Mrs Mhindurwa (the “Claimant”) was employed as a care assistant by Lovingangels Care Limited (the “Respondent”) from 2018, providing live-in care to a client at home. In February 2020, the client was admitted to a nursing home and the Claimant was no longer required to provide care. The Respondent informed the Claimant that no alternative live-in care work was available due to the COVID-19 pandemic and, after a further meeting, informed her that there was no alternative to redundancy and terminated her employment. The Claimant appealed on the basis that she should be furloughed under the Coronavirus Job Retention Scheme, and her appeal was rejected by the Respondent at the time.
In the first instance the Employment Tribunal held that the Claimant had been unfairly dismissed as the Respondent had failed to properly consider furlough leave, even on a temporary basis, as an alternative to redundancy.
The EAT upheld the decision, stating that the employment judge had been entitled to apply the same approach to furlough leave as he would to any possible alternative to dismissal that an employer might be expected to consider if acting reasonably.
The EAT stated that:
“Determining a claim of unfair dismissal in respect of a dismissal that occurred in circumstances related to the Coronavirus pandemic does not require any variation to the law of unfair dismissal, which is robust enough to deal with such exceptional circumstances.”
There was not a requirement to change the legal test to be applied when looking at whether a dismissal was unfair in the context of the Covid pandemic.
Points to note:
This is a useful reminder of the basics of what will constitute a fair dismissal when it comes to redundancy under the Employment Rights Act 1996. One of the things this will depend on is whether in the circumstances (including its size and administrative resources) an employer has acted reasonably in treating redundancy as a sufficient reason for dismissing an employee.

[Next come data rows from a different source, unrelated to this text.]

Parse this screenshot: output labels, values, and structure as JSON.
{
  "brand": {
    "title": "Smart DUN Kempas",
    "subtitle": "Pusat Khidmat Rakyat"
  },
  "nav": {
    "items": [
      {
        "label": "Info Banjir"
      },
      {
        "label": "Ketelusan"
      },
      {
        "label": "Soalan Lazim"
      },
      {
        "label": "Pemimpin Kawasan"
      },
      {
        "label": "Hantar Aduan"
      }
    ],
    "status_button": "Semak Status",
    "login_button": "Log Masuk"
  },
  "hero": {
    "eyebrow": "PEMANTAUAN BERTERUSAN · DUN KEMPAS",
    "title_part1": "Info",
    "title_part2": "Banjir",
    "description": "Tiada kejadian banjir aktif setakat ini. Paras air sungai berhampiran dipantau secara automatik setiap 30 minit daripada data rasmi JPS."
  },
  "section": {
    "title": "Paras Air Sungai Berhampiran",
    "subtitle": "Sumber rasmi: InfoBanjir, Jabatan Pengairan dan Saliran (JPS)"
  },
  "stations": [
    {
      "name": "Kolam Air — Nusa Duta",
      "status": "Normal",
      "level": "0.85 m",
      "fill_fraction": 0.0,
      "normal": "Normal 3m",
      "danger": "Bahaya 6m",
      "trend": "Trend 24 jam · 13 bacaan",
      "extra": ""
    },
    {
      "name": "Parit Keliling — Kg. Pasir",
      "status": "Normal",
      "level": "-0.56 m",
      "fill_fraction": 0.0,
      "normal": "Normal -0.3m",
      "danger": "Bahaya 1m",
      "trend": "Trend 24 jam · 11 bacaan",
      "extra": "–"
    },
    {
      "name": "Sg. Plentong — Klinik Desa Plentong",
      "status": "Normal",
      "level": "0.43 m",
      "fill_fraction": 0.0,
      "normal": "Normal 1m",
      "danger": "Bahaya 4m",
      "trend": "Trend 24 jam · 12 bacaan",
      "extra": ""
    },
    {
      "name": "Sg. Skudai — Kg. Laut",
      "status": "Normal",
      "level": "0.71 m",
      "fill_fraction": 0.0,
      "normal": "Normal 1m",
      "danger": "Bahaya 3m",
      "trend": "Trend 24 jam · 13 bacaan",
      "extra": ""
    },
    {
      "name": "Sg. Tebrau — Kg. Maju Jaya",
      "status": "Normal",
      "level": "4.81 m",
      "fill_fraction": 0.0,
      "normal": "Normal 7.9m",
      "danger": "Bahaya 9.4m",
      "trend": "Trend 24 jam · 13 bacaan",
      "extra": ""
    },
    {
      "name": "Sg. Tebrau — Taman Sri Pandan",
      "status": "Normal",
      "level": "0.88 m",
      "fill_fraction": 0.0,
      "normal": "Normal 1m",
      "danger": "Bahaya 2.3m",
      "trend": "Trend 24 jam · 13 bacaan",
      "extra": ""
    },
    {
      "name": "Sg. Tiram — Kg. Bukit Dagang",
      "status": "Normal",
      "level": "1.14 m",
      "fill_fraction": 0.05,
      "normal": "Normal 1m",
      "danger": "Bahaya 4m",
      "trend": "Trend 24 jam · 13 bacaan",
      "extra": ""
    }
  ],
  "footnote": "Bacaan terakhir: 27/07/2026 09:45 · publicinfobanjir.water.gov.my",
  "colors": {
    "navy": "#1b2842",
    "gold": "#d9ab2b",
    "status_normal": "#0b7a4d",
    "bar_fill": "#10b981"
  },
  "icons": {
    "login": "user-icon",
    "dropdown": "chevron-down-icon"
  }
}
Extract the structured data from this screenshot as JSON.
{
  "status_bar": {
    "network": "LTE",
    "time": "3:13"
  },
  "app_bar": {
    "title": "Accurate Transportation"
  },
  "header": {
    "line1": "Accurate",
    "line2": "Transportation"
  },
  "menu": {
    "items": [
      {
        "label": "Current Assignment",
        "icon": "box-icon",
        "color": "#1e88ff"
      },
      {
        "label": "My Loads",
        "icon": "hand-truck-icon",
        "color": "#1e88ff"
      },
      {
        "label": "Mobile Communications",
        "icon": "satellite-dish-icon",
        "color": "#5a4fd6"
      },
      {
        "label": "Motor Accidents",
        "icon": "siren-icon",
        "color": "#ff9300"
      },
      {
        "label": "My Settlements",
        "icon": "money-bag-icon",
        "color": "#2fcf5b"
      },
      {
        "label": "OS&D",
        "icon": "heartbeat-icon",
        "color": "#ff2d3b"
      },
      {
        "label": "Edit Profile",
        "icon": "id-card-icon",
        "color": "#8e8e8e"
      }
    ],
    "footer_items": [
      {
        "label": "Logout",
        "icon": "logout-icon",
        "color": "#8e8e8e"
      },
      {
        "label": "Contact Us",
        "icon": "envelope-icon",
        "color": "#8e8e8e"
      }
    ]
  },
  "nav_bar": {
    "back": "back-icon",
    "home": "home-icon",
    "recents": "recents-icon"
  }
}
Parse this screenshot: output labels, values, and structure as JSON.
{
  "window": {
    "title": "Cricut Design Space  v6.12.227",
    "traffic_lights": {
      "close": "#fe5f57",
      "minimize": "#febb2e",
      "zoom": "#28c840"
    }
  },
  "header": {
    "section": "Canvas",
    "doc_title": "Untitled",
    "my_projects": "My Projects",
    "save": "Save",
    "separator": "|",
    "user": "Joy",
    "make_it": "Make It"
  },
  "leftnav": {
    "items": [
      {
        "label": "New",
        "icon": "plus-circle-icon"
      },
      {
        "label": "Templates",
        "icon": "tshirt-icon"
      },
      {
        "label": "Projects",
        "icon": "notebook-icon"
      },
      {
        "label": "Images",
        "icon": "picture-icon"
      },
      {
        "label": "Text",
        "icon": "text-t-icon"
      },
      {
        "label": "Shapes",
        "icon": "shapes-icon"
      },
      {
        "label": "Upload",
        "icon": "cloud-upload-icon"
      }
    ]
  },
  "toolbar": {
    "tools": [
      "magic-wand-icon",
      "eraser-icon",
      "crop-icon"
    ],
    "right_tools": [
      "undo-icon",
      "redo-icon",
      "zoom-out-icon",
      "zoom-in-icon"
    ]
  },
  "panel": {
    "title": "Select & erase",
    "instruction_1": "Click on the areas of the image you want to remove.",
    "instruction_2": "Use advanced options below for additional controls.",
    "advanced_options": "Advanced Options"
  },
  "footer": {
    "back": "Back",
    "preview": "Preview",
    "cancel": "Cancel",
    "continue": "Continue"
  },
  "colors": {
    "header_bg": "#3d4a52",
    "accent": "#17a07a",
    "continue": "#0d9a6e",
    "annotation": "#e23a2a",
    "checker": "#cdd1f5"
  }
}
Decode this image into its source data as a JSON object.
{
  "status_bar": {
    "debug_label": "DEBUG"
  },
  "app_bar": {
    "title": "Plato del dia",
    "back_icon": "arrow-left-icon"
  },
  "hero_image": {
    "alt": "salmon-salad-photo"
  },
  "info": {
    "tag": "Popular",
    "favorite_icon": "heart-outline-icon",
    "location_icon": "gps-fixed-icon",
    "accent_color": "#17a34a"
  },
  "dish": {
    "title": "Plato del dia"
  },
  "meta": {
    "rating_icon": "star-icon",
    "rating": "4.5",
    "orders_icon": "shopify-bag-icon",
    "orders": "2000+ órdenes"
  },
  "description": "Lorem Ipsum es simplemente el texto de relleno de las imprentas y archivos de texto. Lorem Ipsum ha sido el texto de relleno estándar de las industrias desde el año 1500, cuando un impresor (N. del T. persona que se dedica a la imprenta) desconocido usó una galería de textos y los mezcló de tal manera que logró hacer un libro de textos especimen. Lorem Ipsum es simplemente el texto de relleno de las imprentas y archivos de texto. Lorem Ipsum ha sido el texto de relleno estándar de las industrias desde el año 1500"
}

As part of this a tribunal must consider whether a decision to dismiss an employee falls within a range of responses a reasonable employer could have adopted (the “band of reasonable responses” test). Employers should ensure they consider any possible alternatives to redundancy when engaging in a consultation process. Here it wasn’t that it would necessarily have been unfair to make an employee redundant while furlough leave was available, but rather the lack of consideration of this as an alternative, or a good explanation as to why this had been rejected, which was problematic.